Lead miner, businessman, banker and local politician

Lucius H. Langworthy (February 1807 – June 9, 1865) was an American lead miner, businessman, banker and local politician from Dubuque, Iowa who held public office in Michigan Territory, Wisconsin Territory and Iowa Territory.

== Background ==
He was born at Hopkinton, New York, in February. 1807. In 1827, with his brother James, he engaged in lead mining in Illinois, and in 1830 came to what would become Dubuque (then still part of Michigan Territory) for the same purpose, supposedly the first white settlers in that area since the death of Julien Dubuque. The two Langworthy brothers were becoming wealthy from their mining interests, and were joined by brothers Edward and Solon around this time. In 1832, with other squatters, they were compelled to leave by soldiers from Fort Crawford who occupied or burned the structures which had been erected in violation of indigenous treaty rights (the four brothers had built a house [possibly the first in Iowa] and a smelting furnace and had made about 2,000 "pigs" (ingots) of lead by the time of the raid). The Langworthys and other squatters returned during the winter of 1833 and at first lived in brush shanties on islands in the river while rebuilding.

== Public office ==
In 1834 Lucius was appointed as the first sheriff of Dubuque County, by the governor of Michigan territory. He served a brief term in the 1st Wisconsin Territorial Assembly as a member of the House of Representatives (lower house) from Dubuque County after the resignation of Alexander W. McGregor, just before the former Iowa District became the separate Iowa Territory. His brother Edward represented Dubuque for two one-year terms in the legislature of Iowa Territory.

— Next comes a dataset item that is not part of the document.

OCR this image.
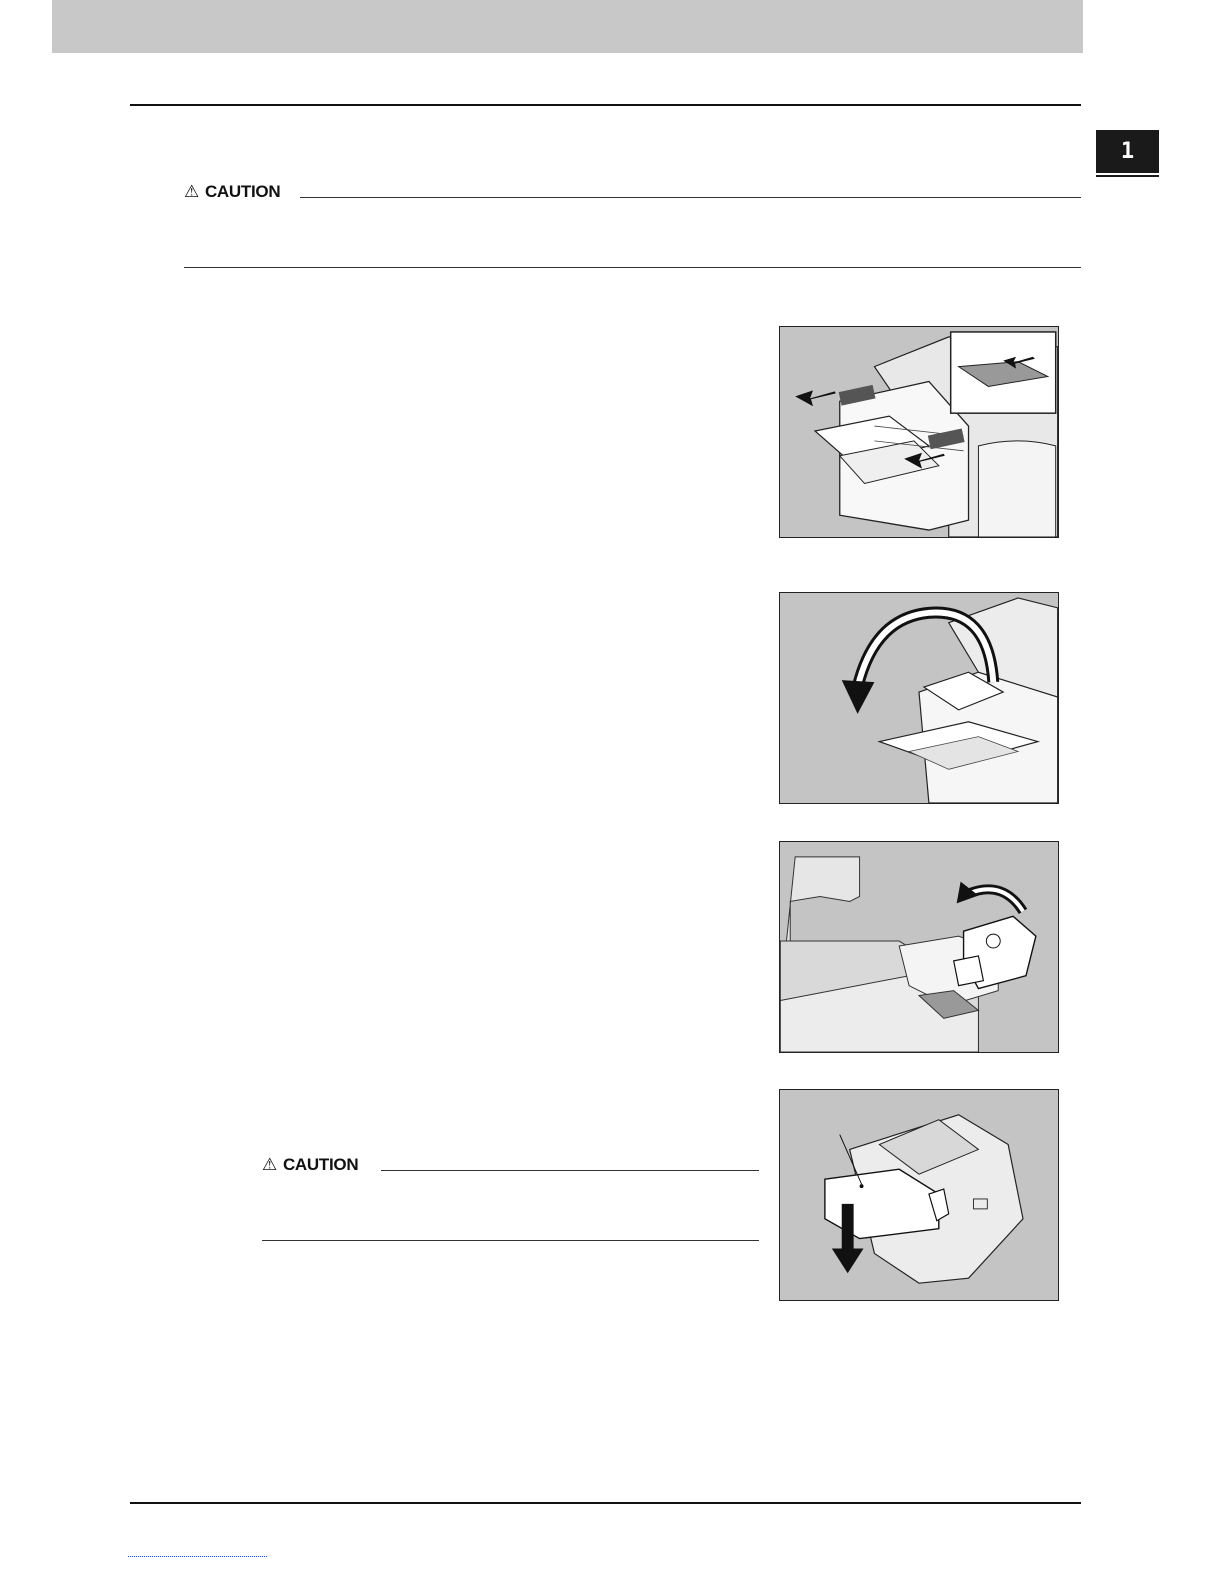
1
⚠ CAUTION
⚠ CAUTION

== Personal and civil life ==
He invested in the Dubuque Visitor, said to be the first newspaper west of the Mississippi and north of St. Louis, Missouri. He was one of the early town fathers and as such did much to finance the town and all harbor movements. He and some miners helped to build the first schoolhouse in 1833, and in 1838 Langworthy was made one of the trustees of a newly-chartered Dubuque Seminary and Academy by the legislature. The four brothers were associated under various businesses and corporate structures, and by 1854, they and firms under their ownership owned one-twelfth of all the real estate in Dubuque. Lucius remained interested in mineral rights, and like his brother Edward was a strong advocate of railroads, serving as president of the abortive Dubuque and Keokuk Railroad.

In 1835 he married Mary F. Ruder, with whom he had two sons. In 1842 he married Valeria A. Bemis, with whom he had an additional six children. He died June 9, 1865; the funeral was reportedly the largest ever held in Dubuque up to that time.